The DoD utilizes the greater part of its programming efforts to direct military hardware, such as tanks, atomic bombs, planes. Those projects execute in real-time, simultaneously as a tank is moving or a plane is in the air. For case, a fighter pilot cannot wait for the PC to forward back the outcomes later in the day in order to play out its central goal. Although ongoing frameworks can work outside of the device they manage, they can also be embedded inside a bigger framework, like a machine or robot.
In order to find the exact language for DoD's requirements, the HOLWG High Order Language Working Group was formed in 1975. The Pascal, ALGOL 68, and PL/I were the foundations for the definition and design of this language. That was known as Ada. In 1982, an improved version of it came out, ANSI adopted a new standard for Ada in 1995. The primary intention of developing Ada was to reduce the cost of software development, mainly for large software that will be used for a long period of time. The "package" is the fundamental idea of this language that works for splitting a program into modules, which can be stored in a library until needed, compiled, and tested separately. This helps programmers easy to write, debug, and maintain large programs.
Generally, it is not much difficult to learn Ada language for beginners, but programming knowledge and experience are needed to use its full capacity. Thus, Ada is a language suited for advanced programmers, especially appropriate for systems programming, real-time systems, large projects.

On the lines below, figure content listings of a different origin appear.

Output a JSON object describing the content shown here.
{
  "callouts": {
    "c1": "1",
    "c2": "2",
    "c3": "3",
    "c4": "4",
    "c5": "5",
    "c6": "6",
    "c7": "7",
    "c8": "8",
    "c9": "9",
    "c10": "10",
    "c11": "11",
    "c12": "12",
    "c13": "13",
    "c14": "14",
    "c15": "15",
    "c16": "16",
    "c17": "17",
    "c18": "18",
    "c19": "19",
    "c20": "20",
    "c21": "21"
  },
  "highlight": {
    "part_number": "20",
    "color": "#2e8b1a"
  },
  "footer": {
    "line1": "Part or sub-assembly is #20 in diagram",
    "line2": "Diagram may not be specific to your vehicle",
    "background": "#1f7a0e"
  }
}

Advantage of Procedural Languages
There are various advantages of Procedural Languages, which are given below:
- The program of Procedural Programming language forwardness apace with the utilization of interpreters and accumulators.
- This language clarifies the source code and can be understood easily.
- Without the need for copying this, the code may reuse in various piece of code.
- For various purposes, the Procedural Programming language utilizes different parts of memory.
- There are multiple General-Purpose programming languages, which support it.
- It makes it easy to track as it flows the program in a linear direction.
Disadvantages of Procedural Languages
Various disadvantages of Procedural Languages are given below:
- When Procedural languages are employed, its program is harder to write.
- Also, with a real-world problem, this language is not very practical.
- It builds less safety inviting because the information is available to the whole code.
- It can form a complex program as it has the potential to solve real-world problems.
- The information is vulnerable in this, and it is not practicable with a true issue.
Uses of Procedural languages
Procedural programming languages are utilized by content and programming developers. For creating programs and showing the ideal yield, they use factors, restrictive proclamations, and capacities. This is the reason; it is called a procedural programming language. Creating a program by using a procedural language may implement by employing a programming manager, android Studio, or similar to an eclipse.